Jean-Marc Ferry (/fr/; born 5 May 1946, Antony, Hauts-de-Seine) is a French philosopher who is best known for his book Les puissances de l'expérience (1991), described by Paul Ricoeur as "one of the most important works recently published in the field of social and political philosophy". He has also translated the work of Jürgen Habermas, by whom he was influenced, into French.

== Work ==

===Construction of identity===
According to Ferry, the forms of discourse through which identity is constructed are narration, interpretation, argumentation, and reconstruction. P. Smith summarizes Ferry as follows,

Historical and discursive progress from narration toward reconstruction is associated with increasing reflexivity about identity and the grounds upon which it is established. Narration, in Ferry’s view, consists of ossified traditional myths which define identities in a more or less prescriptive, taken-forgranted way. Interpretation, on the other hand, involves the assimilation of identity to universal categories like law and justice and is exemplified in early Christian and ancient Greek thought. Argumentation opens up claims of identity to rational dialogue as embodied, for example, in the Enlightenment. Reconstruction, the final step toward reflexivity, involves hermeneutic attempts to understand the historical grounds behind the "good reasons" offered by others in argumentation. This is in part a logical and ethical consequence of the shift from it to you (acknowledging subjectivity) which emerges with argumentation itself.

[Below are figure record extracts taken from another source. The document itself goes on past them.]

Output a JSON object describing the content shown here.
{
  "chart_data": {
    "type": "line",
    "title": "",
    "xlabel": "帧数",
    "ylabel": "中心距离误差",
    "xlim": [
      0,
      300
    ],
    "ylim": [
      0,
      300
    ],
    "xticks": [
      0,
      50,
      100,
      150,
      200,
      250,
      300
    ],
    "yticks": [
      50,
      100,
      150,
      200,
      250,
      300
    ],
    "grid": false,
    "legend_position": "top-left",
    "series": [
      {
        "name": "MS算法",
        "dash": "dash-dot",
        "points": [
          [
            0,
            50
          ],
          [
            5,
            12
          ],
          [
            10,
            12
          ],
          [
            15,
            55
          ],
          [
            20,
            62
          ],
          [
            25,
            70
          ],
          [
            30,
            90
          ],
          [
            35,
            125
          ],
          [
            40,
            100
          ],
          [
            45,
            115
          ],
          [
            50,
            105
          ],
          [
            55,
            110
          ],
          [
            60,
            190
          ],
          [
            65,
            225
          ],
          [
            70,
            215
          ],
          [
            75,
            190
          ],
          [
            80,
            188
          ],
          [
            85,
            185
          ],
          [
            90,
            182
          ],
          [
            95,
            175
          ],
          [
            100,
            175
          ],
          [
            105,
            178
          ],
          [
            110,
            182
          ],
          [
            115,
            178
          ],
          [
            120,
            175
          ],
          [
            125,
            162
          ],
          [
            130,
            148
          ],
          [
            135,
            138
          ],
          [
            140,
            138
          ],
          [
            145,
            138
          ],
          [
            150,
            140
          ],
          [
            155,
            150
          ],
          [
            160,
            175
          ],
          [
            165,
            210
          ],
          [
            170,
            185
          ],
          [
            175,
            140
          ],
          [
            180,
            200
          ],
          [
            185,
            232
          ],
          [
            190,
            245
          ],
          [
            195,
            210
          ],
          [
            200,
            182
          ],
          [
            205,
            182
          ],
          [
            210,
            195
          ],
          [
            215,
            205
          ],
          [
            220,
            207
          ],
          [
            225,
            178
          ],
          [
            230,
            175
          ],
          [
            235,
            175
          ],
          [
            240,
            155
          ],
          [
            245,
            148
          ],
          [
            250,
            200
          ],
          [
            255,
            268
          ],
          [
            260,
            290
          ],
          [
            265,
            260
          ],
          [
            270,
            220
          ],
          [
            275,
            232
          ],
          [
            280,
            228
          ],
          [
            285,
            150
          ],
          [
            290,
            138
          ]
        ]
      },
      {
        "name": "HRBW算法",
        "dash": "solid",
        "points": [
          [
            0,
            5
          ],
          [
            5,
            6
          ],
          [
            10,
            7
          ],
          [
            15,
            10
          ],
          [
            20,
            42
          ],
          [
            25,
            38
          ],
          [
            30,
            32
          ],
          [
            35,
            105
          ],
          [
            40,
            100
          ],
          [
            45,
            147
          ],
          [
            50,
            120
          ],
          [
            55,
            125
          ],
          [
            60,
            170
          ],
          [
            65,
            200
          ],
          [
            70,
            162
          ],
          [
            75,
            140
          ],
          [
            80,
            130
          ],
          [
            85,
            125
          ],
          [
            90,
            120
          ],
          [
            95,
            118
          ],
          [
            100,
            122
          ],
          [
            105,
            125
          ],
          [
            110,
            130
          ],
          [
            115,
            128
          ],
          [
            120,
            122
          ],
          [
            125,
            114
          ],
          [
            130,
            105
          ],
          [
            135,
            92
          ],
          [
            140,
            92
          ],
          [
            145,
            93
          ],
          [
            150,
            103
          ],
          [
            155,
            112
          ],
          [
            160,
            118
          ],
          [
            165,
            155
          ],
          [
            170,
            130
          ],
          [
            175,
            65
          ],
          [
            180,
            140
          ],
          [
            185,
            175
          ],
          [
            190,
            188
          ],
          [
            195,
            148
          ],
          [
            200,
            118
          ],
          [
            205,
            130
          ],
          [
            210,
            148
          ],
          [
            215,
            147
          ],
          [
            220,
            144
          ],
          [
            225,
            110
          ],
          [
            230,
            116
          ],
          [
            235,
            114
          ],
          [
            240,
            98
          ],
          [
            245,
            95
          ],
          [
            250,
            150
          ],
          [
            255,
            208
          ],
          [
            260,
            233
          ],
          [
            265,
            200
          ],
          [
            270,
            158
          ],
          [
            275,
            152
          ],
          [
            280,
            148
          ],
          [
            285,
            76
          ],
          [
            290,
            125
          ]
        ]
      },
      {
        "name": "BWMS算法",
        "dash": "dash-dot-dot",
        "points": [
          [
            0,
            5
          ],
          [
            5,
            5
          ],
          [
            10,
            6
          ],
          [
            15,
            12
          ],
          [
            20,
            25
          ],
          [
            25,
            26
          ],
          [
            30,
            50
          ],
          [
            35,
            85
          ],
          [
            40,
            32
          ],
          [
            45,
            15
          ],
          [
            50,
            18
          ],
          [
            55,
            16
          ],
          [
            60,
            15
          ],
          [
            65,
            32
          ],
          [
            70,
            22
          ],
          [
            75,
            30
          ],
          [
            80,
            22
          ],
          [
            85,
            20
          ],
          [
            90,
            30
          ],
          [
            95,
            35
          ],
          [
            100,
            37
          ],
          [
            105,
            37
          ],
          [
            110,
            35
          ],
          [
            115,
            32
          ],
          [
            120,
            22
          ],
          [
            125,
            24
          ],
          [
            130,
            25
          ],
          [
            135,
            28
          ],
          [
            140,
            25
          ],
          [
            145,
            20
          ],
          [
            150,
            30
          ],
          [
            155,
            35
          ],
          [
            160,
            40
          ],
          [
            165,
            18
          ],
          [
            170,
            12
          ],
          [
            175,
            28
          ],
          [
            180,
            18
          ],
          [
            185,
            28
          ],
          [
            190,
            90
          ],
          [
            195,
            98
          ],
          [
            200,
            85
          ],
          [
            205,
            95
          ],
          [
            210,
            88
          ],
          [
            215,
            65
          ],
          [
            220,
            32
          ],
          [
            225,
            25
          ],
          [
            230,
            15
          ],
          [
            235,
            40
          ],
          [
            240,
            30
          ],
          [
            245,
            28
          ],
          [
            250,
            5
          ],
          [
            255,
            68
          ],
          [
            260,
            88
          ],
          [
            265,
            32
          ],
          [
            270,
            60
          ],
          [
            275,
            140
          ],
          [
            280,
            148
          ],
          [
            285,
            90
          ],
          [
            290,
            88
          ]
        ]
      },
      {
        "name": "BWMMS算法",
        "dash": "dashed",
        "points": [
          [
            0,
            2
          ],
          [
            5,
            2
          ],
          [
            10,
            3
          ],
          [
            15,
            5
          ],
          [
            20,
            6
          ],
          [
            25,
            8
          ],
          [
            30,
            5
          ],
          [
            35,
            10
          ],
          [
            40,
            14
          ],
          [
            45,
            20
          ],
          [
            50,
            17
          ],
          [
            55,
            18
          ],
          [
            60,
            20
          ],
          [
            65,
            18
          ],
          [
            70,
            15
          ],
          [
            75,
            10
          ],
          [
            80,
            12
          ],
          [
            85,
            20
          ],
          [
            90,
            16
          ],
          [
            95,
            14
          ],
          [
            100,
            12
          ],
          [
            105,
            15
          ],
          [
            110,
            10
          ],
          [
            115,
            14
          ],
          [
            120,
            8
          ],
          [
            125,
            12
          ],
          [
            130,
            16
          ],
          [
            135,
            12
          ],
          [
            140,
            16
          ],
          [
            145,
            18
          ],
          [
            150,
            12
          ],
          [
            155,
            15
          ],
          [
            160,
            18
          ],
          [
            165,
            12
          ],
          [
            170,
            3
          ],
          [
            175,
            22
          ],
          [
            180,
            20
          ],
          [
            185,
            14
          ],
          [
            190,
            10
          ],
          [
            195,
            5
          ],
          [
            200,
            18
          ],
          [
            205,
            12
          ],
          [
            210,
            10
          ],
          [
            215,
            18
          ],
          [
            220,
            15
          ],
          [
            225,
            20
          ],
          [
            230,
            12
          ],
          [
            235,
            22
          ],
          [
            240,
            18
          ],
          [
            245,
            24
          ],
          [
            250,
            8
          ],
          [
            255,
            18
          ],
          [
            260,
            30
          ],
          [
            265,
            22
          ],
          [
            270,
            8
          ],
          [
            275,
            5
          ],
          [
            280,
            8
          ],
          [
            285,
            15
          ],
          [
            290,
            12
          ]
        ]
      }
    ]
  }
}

===Postnational identity and Europe===
Ferry also discusses what he considers to be the building of postnational identity in Europe, a way to think of the European Union as a medium to separate national identity and political identity. The former and the latter are unified in the classical Nation-State, but separated by the process of the building of a new Europe, whose ultimate political identity is not the Nation-State but a Political Community which, according to Ferry, is not a Federal State nor a State in general but an absolutely other form of political construction. This new construction derives from the experience of World Wars I & II, which, Ferry believes, forced the European people to organize their inter-relationship beyond classical models of sovereignty and warfare.

===Spinelli Group===
On 15 September 2010, Ferry supported the new initiative Spinelli Group in the European Parliament, which was founded to reinvigorate the strive for federalisation of the European Union (EU). Other prominent supporters of the initiative are Jacques Delors, Daniel Cohn-Bendit, Guy Verhofstadt, Andrew Duff, and Elmar Brok.

== Bibliography ==
- Les Puissances de l'expérience, Tome I, Le sujet et le verbe, Cerf, Paris, 1991, ISBN 2-204-04371-0
- La Raison et la foi, Pocket, Paris, 2016, ISBN 978-2-266-27009-0
- Stephan Meyer: Jürgen Habermas interviewed by Jean-Marc Ferry: The limits of neo-historicism. Philosophy & Social Criticism. 1996;22(3):1-8.